Treatment plan

 Well yesterday wasn't as bad as I thought, but I still need a treatment plan or in better words payment plan. My insurance was not cooperating during my visit so they did not have a chance to "sell" me. I did leave though thinking that if I get this done that there is hope for my teeth. So, feeling better today, just tired because apparently I wake up at 5am now and cannot go back to sleep. I will take it as long as I do not wake up in the middle of the night. For the first time in a long time, that was last night. 

Starting Friday off nice with a cup of coffee and this. Debating my wardrobe as the office should technically be closed today. I will be busy also so that is nice. A quick workday will be nice to head into the long weekend with. Yep, Monday off. I do plan on using that time wisely and trying a new class at the Y. 

Tonight I will be going to walk for a bit. No Zumba is okay, I need to look into other things and do other things anyways Especially to fill my week. 

Also, as a compromise to finding something my husband and I can enjoy - Puzzles. Why not be old puzzle people. Fought it thinking yes this is another notch in the old ass person tree, but hubby picking out concert tickets when #1 we said no concerts and #2 I am just not into going to them as much anymore - well then thinking deeper because watching Tv is useless - playing cards gets boring because well - I win. We do both enjoy doing puzzles and now some completion because he says he is better than me. So, why not? That is something from my childhood I wouldn't mind bringing back. 

My son will be having a friend over tonight so hopefully they can be left alone for a few - this is a different friend not the usual kiddo. Should be okay for a few. 

So, now my 50 bucks in "allowance" I was going to buy a bunch of office decor, but now I think I want some new clothes. 

We kind of got into it about Jr Golds and not going the whole fucking week.

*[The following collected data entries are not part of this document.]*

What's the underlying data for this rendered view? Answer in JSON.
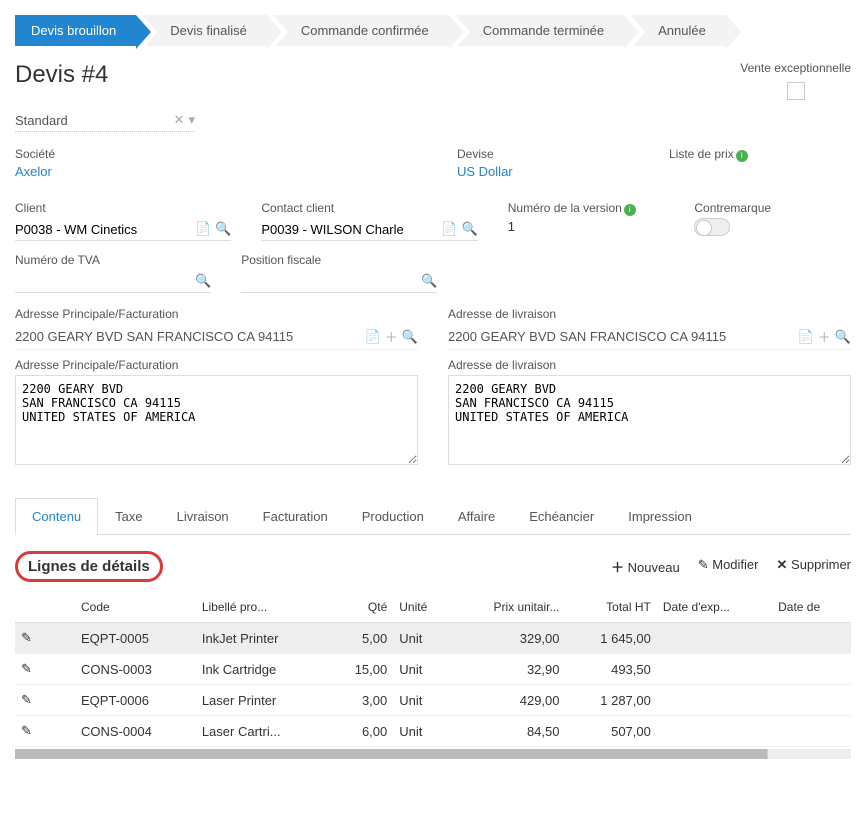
{
  "steps": [
    "Devis brouillon",
    "Devis finalisé",
    "Commande confirmée",
    "Commande terminée",
    "Annulée"
  ],
  "title": "Devis #4",
  "standard": {
    "label": "Standard"
  },
  "vente_ex": {
    "label": "Vente exceptionnelle"
  },
  "societe": {
    "label": "Société",
    "value": "Axelor"
  },
  "devise": {
    "label": "Devise",
    "value": "US Dollar"
  },
  "prix": {
    "label": "Liste de prix"
  },
  "client": {
    "label": "Client",
    "value": "P0038 - WM Cinetics"
  },
  "contact": {
    "label": "Contact client",
    "value": "P0039 - WILSON Charle"
  },
  "version": {
    "label": "Numéro de la version",
    "value": "1"
  },
  "contremarque": {
    "label": "Contremarque"
  },
  "tva": {
    "label": "Numéro de TVA"
  },
  "fiscale": {
    "label": "Position fiscale"
  },
  "addr_fact": {
    "label": "Adresse Principale/Facturation",
    "line": "2200 GEARY BVD SAN FRANCISCO CA 94115",
    "block": "2200 GEARY BVD\nSAN FRANCISCO CA 94115\nUNITED STATES OF AMERICA"
  },
  "addr_liv": {
    "label": "Adresse de livraison",
    "line": "2200 GEARY BVD SAN FRANCISCO CA 94115",
    "block": "2200 GEARY BVD\nSAN FRANCISCO CA 94115\nUNITED STATES OF AMERICA"
  },
  "tabs": [
    "Contenu",
    "Taxe",
    "Livraison",
    "Facturation",
    "Production",
    "Affaire",
    "Echéancier",
    "Impression"
  ],
  "section_title": "Lignes de détails",
  "actions": {
    "new": "Nouveau",
    "edit": "Modifier",
    "delete": "Supprimer"
  },
  "cols": {
    "code": "Code",
    "libelle": "Libellé pro...",
    "qte": "Qté",
    "unite": "Unité",
    "prix": "Prix unitair...",
    "total": "Total HT",
    "exp": "Date d'exp...",
    "date": "Date de"
  },
  "rows": [
    {
      "code": "EQPT-0005",
      "lib": "InkJet Printer",
      "qte": "5,00",
      "unite": "Unit",
      "prix": "329,00",
      "total": "1 645,00"
    },
    {
      "code": "CONS-0003",
      "lib": "Ink Cartridge",
      "qte": "15,00",
      "unite": "Unit",
      "prix": "32,90",
      "total": "493,50"
    },
    {
      "code": "EQPT-0006",
      "lib": "Laser Printer",
      "qte": "3,00",
      "unite": "Unit",
      "prix": "429,00",
      "total": "1 287,00"
    },
    {
      "code": "CONS-0004",
      "lib": "Laser Cartri...",
      "qte": "6,00",
      "unite": "Unit",
      "prix": "84,50",
      "total": "507,00"
    }
  ]
}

Sorry not sorry though. We did have a nice trip in Indy last year, but we also spent a ton of money. We are not supposed to be doing that this year. With almost a $1000 by the end of this month, we can really do this and be looking for a house next year. Anyways - that isn't even the point. What if he doesn't make it the whole week. 4 days of practice, we definitely do not need to be there for that. Why not just the qualifying days and hopefully if he makes it all the way - that day too? I dunno, he got all pissy saying he will go by himself. The fuck he will - the hotel alone is what I want to avoid. I feel like that will come back up but seriously he is not willing to sacrifice his bullshit to go then nah. We have the kid's graduation, 18th bday ect that will need to be put into. So hopefully he will let that go. 

10 Goals this New Moon: Save money, exercise more times per week at least 3 days, complete a puzzle with hubby, start the GED classes, stay off Facebook & Instagram. 

Okay not 10, but those are the goals I am working on now and throughout this year. Baby steps towards them have been started. Well not exercise. That is the main one at this point I need to get into a habit of this. No, exercising in the morning is not for me. I like my quiet coffee time. Time to do this and prepare mentally for the day. 

I do need to start the roast in the crockpot though. 

Thankful it is Friday. Thankful I woke up. Thankful for the new payday. Thankful for the much needed non interrupted sleep.